Emigrantes regressados tem pouca instrução

Emigrantes regressados tem pouca instrução

 

lusa   Regional   27 de Ago de 2011, 15:00

A grande maioria de emigrantes regressados aos Açores tem mais de 60 anos, é reformado e tem poucos estudos, segundo um estudo sobre esta comunidade, hoje revelado pelo governo regional.
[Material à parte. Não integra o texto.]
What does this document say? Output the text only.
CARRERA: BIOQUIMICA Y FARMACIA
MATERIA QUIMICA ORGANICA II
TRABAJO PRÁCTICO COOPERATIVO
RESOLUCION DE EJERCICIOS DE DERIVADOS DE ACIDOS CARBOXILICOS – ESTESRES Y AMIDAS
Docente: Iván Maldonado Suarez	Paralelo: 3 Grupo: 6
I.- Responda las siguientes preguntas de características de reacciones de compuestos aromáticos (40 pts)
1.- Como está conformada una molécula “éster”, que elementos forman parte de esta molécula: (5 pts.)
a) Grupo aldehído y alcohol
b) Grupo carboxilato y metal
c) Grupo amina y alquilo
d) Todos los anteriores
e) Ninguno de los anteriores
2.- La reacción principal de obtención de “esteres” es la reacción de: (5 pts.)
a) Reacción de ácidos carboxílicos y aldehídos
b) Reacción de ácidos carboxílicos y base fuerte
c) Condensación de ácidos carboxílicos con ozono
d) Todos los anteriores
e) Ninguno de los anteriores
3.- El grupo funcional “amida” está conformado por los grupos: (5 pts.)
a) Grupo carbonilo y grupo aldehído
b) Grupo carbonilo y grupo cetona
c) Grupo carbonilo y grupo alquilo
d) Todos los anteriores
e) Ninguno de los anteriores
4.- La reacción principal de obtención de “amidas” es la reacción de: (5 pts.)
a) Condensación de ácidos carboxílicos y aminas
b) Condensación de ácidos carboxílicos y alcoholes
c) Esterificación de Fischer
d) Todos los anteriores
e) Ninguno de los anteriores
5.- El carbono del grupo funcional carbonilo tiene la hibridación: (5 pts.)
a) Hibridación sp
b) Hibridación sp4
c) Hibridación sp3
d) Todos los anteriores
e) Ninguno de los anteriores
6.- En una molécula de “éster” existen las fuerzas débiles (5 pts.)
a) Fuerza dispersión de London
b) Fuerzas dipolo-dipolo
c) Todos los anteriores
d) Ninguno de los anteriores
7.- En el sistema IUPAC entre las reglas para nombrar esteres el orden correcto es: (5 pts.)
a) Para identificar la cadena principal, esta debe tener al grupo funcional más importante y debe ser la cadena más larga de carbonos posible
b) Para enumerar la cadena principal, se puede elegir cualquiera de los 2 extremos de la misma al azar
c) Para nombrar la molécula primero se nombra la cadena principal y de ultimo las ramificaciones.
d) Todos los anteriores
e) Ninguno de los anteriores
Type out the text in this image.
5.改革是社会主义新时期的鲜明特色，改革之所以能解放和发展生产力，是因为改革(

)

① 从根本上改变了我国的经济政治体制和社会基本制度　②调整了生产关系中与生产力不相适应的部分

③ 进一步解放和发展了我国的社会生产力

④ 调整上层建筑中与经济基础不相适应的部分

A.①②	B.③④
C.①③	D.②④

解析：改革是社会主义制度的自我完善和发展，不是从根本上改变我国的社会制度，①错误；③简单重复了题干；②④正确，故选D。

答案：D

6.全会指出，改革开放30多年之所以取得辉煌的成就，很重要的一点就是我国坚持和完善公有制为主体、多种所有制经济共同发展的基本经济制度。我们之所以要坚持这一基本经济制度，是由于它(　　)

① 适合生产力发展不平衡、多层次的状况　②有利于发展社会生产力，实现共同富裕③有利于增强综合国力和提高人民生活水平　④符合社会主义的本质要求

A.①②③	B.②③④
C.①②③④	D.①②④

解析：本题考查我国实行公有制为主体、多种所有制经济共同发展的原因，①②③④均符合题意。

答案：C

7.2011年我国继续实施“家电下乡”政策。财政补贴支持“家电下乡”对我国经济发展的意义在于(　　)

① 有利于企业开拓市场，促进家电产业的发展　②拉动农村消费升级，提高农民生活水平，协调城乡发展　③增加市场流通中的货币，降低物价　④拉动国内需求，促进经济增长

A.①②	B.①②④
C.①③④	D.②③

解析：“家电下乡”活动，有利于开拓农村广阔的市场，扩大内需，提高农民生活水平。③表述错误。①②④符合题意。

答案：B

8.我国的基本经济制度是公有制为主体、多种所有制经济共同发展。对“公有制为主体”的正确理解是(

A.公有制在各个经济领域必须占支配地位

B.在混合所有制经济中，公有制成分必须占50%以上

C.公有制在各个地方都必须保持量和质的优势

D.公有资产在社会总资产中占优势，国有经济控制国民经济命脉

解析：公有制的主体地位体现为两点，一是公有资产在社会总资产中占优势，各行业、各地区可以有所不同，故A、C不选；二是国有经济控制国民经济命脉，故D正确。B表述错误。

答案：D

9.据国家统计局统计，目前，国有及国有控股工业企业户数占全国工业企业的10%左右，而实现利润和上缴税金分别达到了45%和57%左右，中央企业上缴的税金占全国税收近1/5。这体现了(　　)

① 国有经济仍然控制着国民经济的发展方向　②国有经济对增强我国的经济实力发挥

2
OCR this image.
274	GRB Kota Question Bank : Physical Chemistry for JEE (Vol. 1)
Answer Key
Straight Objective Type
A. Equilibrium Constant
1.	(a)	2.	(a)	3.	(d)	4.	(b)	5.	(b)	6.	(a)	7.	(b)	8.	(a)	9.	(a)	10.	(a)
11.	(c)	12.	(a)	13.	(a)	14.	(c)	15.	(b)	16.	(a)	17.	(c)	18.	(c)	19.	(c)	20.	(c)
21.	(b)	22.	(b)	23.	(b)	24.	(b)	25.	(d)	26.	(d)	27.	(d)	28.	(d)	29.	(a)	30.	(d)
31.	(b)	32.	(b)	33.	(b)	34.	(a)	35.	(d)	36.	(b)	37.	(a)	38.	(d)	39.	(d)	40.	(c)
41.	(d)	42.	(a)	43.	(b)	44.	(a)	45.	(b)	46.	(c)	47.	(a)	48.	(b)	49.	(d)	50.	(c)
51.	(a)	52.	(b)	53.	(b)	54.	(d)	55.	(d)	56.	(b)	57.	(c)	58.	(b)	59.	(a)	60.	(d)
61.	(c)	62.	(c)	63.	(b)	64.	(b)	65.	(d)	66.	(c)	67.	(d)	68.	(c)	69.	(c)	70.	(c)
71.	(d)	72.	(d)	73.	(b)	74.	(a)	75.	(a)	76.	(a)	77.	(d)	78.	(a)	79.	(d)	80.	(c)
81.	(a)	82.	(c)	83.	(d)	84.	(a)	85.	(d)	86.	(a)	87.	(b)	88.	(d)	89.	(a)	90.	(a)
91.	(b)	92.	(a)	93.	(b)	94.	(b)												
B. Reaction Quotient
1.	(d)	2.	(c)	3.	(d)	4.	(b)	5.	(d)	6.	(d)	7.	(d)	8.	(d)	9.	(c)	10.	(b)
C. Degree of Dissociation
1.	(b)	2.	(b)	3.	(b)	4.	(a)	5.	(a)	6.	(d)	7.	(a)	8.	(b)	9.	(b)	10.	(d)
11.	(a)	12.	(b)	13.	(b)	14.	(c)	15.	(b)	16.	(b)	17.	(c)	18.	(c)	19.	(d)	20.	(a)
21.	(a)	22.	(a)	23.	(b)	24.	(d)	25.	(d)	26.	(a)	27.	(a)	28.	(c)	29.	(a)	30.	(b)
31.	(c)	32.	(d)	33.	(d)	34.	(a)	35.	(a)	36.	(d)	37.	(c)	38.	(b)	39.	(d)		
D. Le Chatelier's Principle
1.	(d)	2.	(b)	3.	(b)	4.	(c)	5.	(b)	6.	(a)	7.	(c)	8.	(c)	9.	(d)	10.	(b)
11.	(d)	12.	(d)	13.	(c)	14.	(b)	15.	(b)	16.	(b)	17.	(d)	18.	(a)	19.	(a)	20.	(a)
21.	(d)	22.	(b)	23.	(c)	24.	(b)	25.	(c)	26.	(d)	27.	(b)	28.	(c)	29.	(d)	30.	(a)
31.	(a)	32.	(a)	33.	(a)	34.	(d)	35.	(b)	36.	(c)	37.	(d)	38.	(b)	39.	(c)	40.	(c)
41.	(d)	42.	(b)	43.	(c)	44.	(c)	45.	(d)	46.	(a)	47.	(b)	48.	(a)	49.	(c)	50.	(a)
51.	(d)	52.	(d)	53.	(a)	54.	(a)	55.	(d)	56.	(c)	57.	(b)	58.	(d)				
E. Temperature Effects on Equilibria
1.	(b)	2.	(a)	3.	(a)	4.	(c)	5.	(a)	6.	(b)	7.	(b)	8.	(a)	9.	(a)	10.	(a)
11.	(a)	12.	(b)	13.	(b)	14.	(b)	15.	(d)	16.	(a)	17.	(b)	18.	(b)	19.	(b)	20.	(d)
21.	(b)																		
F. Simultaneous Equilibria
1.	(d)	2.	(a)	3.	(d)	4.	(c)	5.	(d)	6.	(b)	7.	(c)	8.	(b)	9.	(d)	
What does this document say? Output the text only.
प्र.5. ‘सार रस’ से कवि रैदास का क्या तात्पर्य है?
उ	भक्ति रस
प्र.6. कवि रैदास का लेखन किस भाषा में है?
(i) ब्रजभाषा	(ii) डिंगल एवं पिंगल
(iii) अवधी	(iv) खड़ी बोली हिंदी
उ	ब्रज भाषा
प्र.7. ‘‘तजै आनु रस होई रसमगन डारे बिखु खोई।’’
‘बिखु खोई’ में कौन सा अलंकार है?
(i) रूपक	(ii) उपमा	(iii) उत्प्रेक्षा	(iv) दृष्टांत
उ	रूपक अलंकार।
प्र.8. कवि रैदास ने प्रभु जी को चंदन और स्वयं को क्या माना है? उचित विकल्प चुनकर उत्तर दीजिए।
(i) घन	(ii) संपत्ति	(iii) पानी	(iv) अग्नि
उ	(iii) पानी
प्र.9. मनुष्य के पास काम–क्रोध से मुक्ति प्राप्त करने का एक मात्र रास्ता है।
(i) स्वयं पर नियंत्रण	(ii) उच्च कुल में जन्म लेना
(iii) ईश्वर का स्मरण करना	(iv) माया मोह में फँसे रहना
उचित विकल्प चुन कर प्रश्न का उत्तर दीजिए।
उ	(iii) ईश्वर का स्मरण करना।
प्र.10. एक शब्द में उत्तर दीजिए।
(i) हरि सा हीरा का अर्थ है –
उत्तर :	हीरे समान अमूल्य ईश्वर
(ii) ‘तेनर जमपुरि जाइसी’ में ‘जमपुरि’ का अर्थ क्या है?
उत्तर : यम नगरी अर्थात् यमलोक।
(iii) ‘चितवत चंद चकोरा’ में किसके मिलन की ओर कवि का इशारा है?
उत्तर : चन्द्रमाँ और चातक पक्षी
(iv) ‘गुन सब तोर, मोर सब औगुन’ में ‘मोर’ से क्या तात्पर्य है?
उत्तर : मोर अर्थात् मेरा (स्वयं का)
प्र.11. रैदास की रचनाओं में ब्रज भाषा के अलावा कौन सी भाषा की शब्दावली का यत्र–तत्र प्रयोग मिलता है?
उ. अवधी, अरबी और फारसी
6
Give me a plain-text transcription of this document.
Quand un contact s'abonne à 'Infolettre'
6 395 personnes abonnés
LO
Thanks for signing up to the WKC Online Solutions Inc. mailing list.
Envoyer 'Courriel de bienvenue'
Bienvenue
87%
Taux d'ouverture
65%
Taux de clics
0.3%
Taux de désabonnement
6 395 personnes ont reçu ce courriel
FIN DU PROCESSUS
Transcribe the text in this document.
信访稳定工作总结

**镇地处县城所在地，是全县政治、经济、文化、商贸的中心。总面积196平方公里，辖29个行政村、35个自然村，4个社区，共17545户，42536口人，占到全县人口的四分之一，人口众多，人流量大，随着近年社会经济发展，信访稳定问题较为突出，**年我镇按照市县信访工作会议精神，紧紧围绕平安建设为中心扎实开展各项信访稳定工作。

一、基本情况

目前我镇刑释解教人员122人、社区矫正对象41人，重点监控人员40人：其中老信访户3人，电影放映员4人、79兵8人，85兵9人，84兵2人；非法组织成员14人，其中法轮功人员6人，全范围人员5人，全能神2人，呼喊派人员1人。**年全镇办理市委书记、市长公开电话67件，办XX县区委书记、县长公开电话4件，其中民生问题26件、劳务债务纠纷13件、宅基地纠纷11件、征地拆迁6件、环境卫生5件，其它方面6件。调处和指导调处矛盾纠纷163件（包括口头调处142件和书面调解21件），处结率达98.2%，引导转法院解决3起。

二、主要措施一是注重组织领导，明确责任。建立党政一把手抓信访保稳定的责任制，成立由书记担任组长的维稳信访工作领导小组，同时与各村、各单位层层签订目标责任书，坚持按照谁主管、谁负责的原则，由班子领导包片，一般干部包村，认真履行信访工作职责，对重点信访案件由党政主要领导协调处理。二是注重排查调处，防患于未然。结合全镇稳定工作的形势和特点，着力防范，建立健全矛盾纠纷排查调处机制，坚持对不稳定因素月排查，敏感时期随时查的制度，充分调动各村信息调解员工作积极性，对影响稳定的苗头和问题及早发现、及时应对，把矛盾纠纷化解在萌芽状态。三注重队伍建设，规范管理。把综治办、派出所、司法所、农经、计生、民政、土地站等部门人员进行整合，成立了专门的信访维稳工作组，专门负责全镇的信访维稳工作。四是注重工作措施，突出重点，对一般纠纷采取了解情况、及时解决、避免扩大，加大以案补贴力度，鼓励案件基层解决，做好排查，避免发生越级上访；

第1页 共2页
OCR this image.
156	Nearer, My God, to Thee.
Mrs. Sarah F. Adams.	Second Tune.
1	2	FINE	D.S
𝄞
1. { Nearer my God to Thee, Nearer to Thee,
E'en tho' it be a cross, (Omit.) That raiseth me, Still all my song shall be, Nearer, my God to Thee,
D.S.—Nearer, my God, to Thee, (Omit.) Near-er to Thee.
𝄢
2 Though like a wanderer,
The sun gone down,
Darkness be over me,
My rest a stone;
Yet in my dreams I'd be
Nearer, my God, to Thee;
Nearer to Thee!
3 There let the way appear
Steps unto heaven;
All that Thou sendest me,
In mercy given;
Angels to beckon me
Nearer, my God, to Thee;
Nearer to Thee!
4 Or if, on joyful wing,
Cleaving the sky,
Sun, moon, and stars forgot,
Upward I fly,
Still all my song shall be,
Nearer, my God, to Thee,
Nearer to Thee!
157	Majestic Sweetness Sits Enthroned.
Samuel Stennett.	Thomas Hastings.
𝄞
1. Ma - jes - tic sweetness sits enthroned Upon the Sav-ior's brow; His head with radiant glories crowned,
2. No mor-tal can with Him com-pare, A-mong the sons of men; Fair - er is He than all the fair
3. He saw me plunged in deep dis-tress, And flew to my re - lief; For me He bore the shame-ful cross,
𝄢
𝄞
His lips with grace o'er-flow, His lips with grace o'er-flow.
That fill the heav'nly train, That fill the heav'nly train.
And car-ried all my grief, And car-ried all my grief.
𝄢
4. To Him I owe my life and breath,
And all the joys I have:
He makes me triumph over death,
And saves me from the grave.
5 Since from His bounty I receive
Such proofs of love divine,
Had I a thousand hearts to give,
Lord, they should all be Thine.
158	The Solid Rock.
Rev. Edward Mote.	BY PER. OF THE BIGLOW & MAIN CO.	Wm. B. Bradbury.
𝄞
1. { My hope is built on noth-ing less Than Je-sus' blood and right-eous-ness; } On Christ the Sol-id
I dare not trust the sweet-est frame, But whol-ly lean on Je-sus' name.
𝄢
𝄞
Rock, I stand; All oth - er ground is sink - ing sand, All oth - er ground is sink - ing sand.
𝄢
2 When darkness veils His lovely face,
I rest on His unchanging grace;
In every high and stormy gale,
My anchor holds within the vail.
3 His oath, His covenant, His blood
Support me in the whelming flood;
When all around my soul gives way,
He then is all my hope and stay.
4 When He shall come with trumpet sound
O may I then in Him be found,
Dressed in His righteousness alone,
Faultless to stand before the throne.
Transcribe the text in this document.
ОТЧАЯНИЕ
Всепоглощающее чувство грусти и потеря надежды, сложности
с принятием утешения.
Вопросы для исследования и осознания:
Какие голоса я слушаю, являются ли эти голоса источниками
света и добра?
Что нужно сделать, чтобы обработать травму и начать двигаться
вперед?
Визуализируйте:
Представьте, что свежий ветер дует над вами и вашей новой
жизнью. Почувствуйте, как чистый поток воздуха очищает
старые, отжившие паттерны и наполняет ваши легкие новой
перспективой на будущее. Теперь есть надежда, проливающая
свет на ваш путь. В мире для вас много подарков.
“O estudo revela que a grande maioria de emigrantes regressados tem sessenta ou mais anos, são reformados e os que ainda trabalham são os que regressaram das Bermudas e têm uma baixa literacia”, disse hoje o secretário regional da Presidência do governo açoriano, André Bradford, em declarações à Agência Lusa.

O trabalho foi realizado em colaboração com o Centro de Estudos Sociais da Universidade dos Açores, adiantou o governante, que falava à margem do II Encontro de Emigrantes Regressados, que reuniu cerca de uma centena de participantes numa festa em Angra do Heroísmo.

Segundo o secretário da Presidência, o estudo indica a necessidade “do reforço dos serviços de atendimento” a esta comunidade.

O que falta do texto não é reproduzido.